ORONO – Nine classes at six area high schools are busy this week and next working with visiting performing artists to create original drama and dance pieces they will perform for each other and for the public 9 a.m.-noon Monday, Nov. 4, at the University of Maine’s Class of 1944 Hall.

The public is welcome to attend.

The students’ work is part of Building Community Through the Arts, a regional program organized by the Maine Alliance for Arts Education, which fosters positive social relationships among students through guided group creation in drama and dance. Now in its fourth year, the program bas received a $30,000 Arts Learning Grant from the National Endowment for the Arts, as well as a $30,000 grant from the Stephen and Tabitha King Foundation.

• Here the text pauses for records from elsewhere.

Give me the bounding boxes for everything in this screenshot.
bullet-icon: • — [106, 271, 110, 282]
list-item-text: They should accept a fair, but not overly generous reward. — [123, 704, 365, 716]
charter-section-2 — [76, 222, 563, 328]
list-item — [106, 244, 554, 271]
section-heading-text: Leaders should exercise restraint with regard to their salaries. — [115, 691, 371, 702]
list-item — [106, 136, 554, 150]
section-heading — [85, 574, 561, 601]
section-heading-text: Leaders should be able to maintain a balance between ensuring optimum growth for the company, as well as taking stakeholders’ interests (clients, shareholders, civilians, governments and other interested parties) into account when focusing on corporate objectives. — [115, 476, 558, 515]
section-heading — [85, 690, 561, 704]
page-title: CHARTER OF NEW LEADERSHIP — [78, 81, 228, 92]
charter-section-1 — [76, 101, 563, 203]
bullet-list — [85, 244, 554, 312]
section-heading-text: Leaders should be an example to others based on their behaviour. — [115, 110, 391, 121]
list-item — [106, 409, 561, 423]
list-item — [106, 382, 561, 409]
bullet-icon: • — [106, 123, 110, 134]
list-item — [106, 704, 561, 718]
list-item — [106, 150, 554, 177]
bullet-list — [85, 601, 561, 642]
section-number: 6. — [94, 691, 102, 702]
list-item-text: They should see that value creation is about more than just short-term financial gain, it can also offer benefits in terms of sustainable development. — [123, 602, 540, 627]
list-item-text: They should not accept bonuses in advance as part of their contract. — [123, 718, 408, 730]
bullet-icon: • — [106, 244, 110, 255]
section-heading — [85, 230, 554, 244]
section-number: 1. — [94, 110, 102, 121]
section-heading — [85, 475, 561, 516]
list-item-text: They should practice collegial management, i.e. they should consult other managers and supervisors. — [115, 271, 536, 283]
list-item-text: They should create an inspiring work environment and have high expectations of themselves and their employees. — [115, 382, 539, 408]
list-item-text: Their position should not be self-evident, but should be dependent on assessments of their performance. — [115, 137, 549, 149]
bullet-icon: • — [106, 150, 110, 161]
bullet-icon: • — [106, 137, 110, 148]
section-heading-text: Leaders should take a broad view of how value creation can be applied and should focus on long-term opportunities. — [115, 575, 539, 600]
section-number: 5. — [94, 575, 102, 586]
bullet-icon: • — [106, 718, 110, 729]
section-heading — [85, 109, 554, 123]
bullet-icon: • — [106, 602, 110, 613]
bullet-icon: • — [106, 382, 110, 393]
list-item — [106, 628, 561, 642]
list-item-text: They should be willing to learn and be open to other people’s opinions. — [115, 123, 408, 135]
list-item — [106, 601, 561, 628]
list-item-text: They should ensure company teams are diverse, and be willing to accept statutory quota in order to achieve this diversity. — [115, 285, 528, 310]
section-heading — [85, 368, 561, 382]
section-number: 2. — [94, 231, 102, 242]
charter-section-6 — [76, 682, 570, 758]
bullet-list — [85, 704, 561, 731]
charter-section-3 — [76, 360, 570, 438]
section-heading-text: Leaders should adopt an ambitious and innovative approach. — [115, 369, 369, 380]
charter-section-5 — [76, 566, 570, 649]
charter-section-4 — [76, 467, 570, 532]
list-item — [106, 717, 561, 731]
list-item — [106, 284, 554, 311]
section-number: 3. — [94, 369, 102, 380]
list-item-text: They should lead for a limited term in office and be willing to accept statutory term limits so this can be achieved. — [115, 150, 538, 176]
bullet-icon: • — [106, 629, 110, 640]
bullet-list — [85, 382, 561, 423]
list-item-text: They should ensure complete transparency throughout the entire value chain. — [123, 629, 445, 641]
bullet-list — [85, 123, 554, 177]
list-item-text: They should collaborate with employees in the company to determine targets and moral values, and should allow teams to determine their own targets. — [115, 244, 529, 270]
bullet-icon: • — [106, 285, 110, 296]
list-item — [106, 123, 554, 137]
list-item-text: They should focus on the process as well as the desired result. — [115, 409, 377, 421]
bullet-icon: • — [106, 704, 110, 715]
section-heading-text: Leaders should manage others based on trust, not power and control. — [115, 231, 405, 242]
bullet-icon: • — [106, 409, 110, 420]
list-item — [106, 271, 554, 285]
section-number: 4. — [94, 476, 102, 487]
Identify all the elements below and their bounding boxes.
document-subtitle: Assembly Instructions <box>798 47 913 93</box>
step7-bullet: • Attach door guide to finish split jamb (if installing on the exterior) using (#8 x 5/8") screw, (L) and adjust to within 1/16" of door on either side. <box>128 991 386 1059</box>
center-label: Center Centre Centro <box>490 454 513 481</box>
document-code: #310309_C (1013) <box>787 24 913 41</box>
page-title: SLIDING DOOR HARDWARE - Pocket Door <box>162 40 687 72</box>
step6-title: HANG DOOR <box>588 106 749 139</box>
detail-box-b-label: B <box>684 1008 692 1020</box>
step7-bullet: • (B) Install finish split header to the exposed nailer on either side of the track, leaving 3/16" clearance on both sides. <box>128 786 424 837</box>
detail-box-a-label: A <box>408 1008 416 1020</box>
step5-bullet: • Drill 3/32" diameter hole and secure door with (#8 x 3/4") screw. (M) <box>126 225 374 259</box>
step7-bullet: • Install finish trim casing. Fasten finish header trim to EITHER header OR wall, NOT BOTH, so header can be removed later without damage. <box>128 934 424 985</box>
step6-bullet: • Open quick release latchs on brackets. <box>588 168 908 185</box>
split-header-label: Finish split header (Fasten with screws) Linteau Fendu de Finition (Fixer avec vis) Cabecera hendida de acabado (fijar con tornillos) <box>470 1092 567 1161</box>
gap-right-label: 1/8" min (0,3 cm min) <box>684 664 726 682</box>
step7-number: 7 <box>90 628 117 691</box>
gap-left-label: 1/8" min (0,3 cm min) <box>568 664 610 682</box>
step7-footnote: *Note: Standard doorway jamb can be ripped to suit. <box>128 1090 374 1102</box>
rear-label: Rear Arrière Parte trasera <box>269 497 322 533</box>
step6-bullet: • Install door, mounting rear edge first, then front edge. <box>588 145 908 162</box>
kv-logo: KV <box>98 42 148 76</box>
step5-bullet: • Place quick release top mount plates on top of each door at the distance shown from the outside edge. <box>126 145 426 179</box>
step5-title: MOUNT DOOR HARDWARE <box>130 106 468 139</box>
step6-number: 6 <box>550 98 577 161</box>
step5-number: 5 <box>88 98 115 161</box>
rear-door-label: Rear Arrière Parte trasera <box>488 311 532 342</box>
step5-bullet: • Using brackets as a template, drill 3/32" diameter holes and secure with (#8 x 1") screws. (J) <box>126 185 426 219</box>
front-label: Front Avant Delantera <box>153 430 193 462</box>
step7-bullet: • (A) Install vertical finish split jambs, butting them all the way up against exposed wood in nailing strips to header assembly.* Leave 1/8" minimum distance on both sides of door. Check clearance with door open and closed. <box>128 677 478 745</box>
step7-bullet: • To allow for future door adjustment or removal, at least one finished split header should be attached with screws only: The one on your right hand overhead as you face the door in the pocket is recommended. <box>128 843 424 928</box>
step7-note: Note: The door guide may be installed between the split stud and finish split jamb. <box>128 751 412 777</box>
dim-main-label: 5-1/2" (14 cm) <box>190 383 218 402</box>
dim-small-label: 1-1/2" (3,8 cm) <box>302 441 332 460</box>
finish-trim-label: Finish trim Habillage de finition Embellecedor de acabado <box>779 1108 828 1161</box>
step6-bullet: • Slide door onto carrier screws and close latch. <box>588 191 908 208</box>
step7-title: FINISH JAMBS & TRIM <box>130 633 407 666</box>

As the only recipient of a major NEA award this year among all the arts education alliances throughout the United States, the Maine program was given special mention this summer at the annual Building Community Through the Arts national conference.

Building Community Through the Arts allows

students to explore and communicate social issues in a safe and supportive environment, officials explained. The program provides an opportunity for those who may not have other experience in theater or dance to try out these two arts forms.

“In fact,” said Susan Potters, director of the MAAE program, “the program is deliberately targeted to academic classrooms, rather than to arts classes, in order to spread the wealth and give other students the experience of working creatively together. It also gives high school teachers the opportunity to see how drama and dance can be integrated into their curriculum.”

The sessions take place in classes whose teachers have volunteered be hosts to the sessions, including in the Bangor area, Emilie Manhart and Jodie Bower at Bangor High School, Seth Mitchell at Brewer High School, Amy Hart at Old Town High School, and Jennifer Townsend at John Bapst Memorial High School.

Later in the month a second group of students from high schools in northern and western Penobscot County will participate in the program and perform Nov. 21 at the Penobscot Theatre Company’s little theater on Union and Main streets, the Union Street Brick Church and the ballroom in the Bangor House.

The students will perform in the afternoon, and attend a Penobscot Theatre Company performance of “The Diary of Anne Frank” in the evening.

Sponsors of Building Community Through the Arts include the Bangor Daily News and the Phenix Inn.